Opened 8 years ago
Closed 8 years ago
#1322 closed defect (wontfix)
Locale can influence how CHICKEN reads numbers
Reported by: | sjamaan | Owned by: | |
---|---|---|---|
Priority: | major | Milestone: | 4.12.0 |
Component: | core libraries | Version: | 4.11.0 |
Keywords: | number parsing | Cc: | |
Estimated difficulty: | hard |
Description (last modified by )
Because CHICKEN uses the libc strtol
/strtoll
and strtod
functions when reading flonums and fixnums, locale settings may influence how CHICKEN reads numbers, especially in decode_literal
.
Hugo Arregui provided the following simple test:
;; Compile this with the -embedded option, since it defines its own main() (import chicken scheme foreign) #> #include <locale.h> int main(int argc, char** argv) { setlocale(LC_NUMERIC, "es_AR.UTF-8"); CHICKEN_run(C_toplevel); return 0; } <# (return-to-host)
This fails because the runtime system has several encoded floating-point numbers, which will no longer be read correctly. Also note that strtod
might incorrectly "parse" a floating-point number like 1.002
if it happens to be valid in the current locale using thousands separators.
Parsing floating-point numbers in C is going to be pretty damn tricky, so we might just try and use setlocale()
to set the locale to C
and restore it to whatever it was before after doing so. I have no idea what the effects are of calling these functions often in the same program, and if there's a performance impact (it might be loading the strings or formatting rules for this locale every single time, on the fly, since it'll be designed for "normal" programs in which setlocale()
will be called only a handful of times)
See also https://github.com/JuliaLang/julia/pull/5988 for example
Change History (4)
comment:1 Changed 8 years ago by
Component: | unknown → core libraries |
---|
comment:2 Changed 8 years ago by
Description: | modified (diff) |
---|
comment:3 Changed 8 years ago by
comment:4 Changed 8 years ago by
Resolution: | → wontfix |
---|---|
Status: | new → closed |
It's probably not worth fixing this in the 4 series.

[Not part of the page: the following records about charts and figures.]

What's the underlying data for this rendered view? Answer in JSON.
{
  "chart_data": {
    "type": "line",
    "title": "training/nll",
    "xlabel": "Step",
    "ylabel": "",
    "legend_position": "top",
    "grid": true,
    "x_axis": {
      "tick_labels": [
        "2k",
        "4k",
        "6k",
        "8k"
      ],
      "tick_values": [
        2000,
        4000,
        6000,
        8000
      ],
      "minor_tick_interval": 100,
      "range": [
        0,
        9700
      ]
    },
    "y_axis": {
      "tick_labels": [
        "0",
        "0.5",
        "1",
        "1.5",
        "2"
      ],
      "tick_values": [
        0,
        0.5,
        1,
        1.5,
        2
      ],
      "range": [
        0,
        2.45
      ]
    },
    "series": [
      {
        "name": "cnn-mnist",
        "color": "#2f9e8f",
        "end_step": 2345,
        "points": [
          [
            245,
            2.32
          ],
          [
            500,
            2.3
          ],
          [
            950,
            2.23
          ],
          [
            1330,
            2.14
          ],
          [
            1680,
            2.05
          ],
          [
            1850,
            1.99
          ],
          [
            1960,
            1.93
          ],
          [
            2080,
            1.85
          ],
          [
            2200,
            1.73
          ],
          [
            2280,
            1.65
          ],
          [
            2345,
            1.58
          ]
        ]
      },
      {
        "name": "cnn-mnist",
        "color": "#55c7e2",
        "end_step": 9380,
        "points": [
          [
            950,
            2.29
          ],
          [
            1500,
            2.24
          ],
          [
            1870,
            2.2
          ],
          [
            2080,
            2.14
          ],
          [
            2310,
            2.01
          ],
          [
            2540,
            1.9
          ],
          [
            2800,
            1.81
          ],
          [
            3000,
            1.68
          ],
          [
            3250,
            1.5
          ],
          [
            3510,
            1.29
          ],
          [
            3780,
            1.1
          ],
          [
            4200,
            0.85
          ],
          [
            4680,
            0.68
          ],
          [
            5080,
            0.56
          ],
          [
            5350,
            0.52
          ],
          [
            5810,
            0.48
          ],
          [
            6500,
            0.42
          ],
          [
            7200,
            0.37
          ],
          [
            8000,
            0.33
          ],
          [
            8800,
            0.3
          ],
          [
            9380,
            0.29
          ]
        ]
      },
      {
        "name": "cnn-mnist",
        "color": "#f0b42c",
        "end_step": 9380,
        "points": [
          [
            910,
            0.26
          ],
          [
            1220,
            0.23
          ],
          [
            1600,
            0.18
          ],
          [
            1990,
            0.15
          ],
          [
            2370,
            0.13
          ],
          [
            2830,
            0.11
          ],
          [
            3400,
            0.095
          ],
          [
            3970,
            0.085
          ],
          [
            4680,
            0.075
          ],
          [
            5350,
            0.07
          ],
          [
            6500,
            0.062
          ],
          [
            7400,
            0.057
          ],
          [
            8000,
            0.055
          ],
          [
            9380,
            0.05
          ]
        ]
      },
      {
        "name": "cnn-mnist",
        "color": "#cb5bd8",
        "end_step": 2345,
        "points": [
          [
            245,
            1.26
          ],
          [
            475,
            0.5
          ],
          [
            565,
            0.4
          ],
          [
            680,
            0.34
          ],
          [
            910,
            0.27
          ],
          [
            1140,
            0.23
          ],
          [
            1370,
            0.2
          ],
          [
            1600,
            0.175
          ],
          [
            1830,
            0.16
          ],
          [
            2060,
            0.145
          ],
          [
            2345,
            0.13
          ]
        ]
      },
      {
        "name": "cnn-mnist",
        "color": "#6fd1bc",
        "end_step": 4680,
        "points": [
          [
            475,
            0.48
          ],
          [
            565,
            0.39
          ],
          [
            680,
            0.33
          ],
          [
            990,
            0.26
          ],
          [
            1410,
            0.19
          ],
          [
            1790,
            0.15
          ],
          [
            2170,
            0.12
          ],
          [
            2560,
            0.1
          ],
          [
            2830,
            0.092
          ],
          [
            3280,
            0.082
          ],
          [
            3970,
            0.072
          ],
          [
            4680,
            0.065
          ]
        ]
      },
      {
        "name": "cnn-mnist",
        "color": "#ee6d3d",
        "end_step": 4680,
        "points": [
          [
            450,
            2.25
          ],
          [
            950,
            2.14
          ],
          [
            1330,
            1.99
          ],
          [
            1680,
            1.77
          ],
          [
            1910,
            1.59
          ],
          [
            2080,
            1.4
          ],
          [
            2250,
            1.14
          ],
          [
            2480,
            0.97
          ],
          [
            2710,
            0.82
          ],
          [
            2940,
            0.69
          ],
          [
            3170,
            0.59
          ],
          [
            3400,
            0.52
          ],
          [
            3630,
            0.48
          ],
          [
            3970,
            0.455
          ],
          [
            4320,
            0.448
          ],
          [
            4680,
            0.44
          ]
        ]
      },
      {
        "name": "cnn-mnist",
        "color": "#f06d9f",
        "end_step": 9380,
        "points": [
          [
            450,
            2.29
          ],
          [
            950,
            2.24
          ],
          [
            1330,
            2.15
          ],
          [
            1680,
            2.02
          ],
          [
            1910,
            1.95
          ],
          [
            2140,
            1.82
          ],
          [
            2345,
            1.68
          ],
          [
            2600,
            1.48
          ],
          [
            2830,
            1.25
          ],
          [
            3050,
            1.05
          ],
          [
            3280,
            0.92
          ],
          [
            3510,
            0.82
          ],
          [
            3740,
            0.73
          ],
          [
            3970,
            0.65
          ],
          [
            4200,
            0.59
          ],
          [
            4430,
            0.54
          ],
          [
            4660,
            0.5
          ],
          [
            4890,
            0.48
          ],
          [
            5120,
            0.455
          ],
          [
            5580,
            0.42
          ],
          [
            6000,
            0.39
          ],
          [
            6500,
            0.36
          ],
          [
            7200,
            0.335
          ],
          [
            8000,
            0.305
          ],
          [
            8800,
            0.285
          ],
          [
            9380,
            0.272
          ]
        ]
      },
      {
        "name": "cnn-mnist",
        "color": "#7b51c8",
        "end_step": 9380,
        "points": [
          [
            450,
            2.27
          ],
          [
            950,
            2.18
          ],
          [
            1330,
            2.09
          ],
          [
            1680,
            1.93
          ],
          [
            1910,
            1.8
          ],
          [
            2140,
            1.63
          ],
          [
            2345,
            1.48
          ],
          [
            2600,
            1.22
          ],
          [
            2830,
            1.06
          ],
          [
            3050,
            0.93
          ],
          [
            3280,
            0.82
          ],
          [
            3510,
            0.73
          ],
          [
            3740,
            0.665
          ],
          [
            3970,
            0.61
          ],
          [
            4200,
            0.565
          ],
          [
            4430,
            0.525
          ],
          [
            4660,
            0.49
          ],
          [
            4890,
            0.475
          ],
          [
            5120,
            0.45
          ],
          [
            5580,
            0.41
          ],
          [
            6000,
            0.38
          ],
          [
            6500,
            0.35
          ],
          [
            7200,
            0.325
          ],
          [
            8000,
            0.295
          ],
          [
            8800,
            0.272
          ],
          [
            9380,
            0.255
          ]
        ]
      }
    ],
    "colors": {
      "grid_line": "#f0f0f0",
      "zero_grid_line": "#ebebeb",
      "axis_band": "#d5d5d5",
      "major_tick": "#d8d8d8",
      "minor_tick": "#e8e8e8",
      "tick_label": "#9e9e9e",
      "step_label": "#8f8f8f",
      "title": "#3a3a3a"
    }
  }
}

Note that this particular situation will have been fixed in CHICKEN 5 already; we simply encode flonums as a packed byte sequence, and "large" fixnums (> 30 bits) as bignums, which will be simplified to fixnums after reading. The bignum reader doesn't use
strtod
. Note that there's still some compatibility code in runtime.c that still triggers the old code path. This is to make it possible to compile CHICKEN 5 through a boot-chicken with CHICKEN 4.Regardless of this being fixed in CHICKEN 5, there could still be issues lurking due to locale mismatch, we should really try to figure out a way to catch these stupid bugs :(